Edvard Hagerup Grieg (1843 1907) was a Norwegian
composer and pianist. He is widely considered one of
the leading Romantic era composers, and his music is
part of the standard classical repertoire worldwide.
His use and development of Norwegian folk music in his
own compositions brought the music of Norway to
international consciousness, as well as helping to
develop a national identity, much as Jean Sibelius and
Bedrich Smetana did in Finland and Bohemia,
respectively. He is the most celebrated person from the
city of Bergen, with numerous statues depicting his
image, and many cultural entities named after him: the
city's largest concert building (Grieg Hall), its most
advanced music school (Grieg Academy) and its
professional choir (Edvard Grieg Kor). The Edvard Grieg
Museum at Grieg's former home, Troldhaugen, is
dedicated to his legacy.
Grieg published his Second Book of Lyric Pieces as Op.
38 in 1883. This group stands chronologically between
Grieg's Cello Sonata and the Holberg Suite. At that
time, Grieg was having a difficult time with his
spouse, Nina, and infatuated with Elsie Schjelderup, a
26-year old "bohemian" painter living in Paris. Grieg
left Nina in July 1883, though the intervention of
friends brought the two back together over time.
The finished set contains eight pieces, and these
differ from other sets of Lyric Pieces in Grieg's
offhand and somewhat synthetic approach to their
construction.
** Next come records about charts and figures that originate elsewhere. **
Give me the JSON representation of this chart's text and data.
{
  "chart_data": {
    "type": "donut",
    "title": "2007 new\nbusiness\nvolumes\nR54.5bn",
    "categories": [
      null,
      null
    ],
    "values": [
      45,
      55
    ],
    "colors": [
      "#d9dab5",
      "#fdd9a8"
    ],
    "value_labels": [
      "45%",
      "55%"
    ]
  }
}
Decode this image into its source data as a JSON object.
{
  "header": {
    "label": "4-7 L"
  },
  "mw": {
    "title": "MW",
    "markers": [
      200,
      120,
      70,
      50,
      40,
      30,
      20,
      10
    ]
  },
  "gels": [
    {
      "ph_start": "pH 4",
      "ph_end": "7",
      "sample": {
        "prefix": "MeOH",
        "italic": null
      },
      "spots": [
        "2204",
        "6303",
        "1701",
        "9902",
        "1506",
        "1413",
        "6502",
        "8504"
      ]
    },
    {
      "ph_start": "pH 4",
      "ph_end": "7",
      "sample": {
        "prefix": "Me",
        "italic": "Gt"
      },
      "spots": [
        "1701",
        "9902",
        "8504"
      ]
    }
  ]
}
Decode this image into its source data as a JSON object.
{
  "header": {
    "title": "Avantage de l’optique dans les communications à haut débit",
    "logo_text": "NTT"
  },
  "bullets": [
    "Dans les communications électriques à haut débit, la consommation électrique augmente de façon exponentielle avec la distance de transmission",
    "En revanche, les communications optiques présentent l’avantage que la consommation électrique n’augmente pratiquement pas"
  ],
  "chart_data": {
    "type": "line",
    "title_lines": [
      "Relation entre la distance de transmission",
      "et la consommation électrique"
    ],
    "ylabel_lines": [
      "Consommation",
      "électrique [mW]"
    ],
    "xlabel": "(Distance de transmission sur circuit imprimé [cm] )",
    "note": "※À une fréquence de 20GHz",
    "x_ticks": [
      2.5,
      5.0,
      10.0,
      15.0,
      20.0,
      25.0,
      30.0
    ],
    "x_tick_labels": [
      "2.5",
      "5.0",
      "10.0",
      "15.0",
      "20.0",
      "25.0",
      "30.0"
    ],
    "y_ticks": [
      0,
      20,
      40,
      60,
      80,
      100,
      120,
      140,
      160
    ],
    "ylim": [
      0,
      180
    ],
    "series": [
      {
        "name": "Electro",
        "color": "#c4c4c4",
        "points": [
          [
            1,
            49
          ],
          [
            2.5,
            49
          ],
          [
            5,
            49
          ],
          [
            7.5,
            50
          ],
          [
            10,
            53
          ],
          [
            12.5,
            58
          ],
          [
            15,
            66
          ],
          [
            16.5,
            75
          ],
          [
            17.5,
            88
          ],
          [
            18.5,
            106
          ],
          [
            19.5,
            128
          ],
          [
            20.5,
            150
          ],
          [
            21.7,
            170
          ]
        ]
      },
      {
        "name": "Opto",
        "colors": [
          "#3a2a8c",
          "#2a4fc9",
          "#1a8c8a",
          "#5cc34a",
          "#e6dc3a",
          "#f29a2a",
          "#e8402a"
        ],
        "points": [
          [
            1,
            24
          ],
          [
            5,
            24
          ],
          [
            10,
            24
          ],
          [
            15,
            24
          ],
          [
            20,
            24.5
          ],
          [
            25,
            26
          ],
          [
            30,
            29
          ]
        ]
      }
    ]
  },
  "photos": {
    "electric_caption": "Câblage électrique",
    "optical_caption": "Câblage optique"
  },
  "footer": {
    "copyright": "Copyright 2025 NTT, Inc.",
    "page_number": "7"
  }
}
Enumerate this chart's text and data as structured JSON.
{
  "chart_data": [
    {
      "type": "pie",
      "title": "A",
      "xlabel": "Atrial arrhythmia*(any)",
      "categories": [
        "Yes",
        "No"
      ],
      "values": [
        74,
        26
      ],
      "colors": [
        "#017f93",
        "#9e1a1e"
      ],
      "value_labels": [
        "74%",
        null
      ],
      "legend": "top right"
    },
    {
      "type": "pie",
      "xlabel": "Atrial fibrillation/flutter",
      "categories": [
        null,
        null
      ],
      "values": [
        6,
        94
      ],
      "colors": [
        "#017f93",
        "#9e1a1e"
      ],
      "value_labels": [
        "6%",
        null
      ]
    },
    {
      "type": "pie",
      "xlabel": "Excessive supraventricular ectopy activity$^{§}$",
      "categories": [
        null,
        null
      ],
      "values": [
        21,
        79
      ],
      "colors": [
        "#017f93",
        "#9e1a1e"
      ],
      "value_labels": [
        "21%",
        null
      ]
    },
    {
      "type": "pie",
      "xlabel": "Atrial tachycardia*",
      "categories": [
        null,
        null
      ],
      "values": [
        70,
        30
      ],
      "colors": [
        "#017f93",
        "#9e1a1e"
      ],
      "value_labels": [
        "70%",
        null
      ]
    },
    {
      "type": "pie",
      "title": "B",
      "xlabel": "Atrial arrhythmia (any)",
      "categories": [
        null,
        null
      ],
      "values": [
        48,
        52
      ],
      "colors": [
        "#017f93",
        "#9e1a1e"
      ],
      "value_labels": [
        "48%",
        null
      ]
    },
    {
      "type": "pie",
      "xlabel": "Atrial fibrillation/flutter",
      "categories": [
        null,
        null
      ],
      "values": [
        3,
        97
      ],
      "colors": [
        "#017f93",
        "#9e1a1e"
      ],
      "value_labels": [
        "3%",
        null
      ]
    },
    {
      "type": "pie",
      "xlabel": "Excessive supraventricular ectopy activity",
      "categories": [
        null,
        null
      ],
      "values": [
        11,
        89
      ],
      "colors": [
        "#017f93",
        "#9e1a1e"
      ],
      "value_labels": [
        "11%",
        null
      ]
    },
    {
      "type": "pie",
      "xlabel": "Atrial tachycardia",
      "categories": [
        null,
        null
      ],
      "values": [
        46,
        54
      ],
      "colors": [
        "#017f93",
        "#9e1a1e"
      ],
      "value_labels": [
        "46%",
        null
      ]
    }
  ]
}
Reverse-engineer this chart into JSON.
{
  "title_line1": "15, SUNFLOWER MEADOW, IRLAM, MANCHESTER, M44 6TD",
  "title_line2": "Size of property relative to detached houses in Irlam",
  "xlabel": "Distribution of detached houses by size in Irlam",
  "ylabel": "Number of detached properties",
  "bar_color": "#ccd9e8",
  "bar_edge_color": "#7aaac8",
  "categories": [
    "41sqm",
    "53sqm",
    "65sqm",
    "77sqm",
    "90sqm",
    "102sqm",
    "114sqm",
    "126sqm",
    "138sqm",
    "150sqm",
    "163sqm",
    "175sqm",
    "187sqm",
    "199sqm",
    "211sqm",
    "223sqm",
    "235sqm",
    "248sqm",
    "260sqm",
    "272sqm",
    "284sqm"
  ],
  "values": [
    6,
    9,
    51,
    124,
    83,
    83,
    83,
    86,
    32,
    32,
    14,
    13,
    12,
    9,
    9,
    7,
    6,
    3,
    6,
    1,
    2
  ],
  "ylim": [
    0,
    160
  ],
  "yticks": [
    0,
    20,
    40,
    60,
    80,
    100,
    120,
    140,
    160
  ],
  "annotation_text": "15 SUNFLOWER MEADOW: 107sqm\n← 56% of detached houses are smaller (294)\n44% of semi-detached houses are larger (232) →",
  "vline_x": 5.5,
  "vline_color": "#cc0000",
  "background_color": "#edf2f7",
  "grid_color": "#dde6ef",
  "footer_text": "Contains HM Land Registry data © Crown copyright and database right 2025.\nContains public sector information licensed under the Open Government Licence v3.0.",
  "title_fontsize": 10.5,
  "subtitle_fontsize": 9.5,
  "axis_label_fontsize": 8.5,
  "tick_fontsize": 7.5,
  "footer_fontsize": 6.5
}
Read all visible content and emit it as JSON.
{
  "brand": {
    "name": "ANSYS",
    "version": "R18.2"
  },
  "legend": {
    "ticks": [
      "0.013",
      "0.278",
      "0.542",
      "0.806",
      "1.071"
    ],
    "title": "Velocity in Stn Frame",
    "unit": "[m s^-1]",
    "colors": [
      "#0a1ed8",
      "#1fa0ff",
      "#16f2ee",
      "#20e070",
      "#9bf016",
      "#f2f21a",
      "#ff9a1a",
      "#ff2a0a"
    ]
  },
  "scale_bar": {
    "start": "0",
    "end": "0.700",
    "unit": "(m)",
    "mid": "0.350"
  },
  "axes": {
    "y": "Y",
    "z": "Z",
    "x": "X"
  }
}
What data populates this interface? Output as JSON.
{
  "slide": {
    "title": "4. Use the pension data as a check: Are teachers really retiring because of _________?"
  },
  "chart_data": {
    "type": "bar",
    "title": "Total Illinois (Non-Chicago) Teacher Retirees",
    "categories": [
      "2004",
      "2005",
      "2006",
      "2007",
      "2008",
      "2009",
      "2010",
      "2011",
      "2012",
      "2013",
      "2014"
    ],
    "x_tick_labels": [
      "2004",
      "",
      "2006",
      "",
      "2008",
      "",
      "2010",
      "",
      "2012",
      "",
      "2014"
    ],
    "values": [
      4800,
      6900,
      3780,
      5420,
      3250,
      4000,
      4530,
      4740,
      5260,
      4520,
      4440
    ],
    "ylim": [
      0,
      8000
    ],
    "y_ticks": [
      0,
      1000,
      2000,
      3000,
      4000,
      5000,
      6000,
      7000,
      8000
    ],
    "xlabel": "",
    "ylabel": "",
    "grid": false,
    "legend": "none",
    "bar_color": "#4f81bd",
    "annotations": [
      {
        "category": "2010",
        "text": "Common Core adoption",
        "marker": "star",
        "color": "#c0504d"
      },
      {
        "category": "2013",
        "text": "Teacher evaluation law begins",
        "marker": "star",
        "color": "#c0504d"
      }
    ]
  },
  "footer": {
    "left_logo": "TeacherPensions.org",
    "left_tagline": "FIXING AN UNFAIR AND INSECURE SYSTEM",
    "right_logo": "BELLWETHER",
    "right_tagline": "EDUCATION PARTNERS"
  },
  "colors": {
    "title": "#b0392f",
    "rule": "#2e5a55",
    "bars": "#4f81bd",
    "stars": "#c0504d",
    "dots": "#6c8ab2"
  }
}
Grieg's superficial attitude might
reflect the tension at home; other sets of Lyric Pieces
are suffused in emotional expressions, but not this
In the opening "Cradle Song" ("Vuggevise," or
"Berceuse," not to be confused with the famous "Cradle
Song" of Op. 68/6) a simple tune, decorated with gentle
grace notes, is twice played. A more troubled middle
section in the minor follows, rising to a climax which
would surely "wake the baby." However, all is well as
the first tune returns.
"Folk Song" ("Folkvise," or "Folk Melody") consists of
a 3/4 dance step with stresses on the first and second
beats of alternating bars. The melody is voiced mostly
in sixths and thirds.
"Melodie" betrays the influence of Liszt's Libesträume,
and is replete with C major arpeggios and harmonic
rallentandi, typical identifying marks of
nineteenth-century salon music.
More momentous are the two dances, "Halling" and
"Springdans" ("Spring or "Leaping Dance"), that follow.
These are based on traditional Norwegian dance forms
associated with the playing of the Hardanger fiddle,
the "Halling Dance" being in 2/4 time and the "Spring
Dance" in a pattern similar to that of the "Folk Song."
Part of "Halling" bears a resemblance to the first
movement "bridge" in Grieg's Piano Concerto.
We find ourselves back in the salon again with "Elegy,"
which nonetheless has some interesting features,
including a drooping, irregular chromatic figure that
opens the tune and a diminished octave achieved by
pitting an upward chromatic scale against a pedal
The "Waltz" ("Vals") is only a minute long and is in
obvious debt to Chopin, though not as floridly
pianistic as the Polish master. The concluding "Canon"
is not strict, but the melody of the first section is
answered in canonic imitation. The second part harkens
back to the "troubled section" of the "Cradle Song."
The "Trio" of this piece is in the major and is set to
the "Spring Dance" rhythm. There is a bit of editorial
trouble here in that some editions lack a da capo
indication at the end of the middle section; in truth,
the minor section is repeated and a B flat minor chord
is played at the end.
Although originally composed for Piano, I created this
Interpretation of the "Waltz" from Lyric Pieces (Book 2
Op. 38 No. 7) for Flute & Classical Guitar.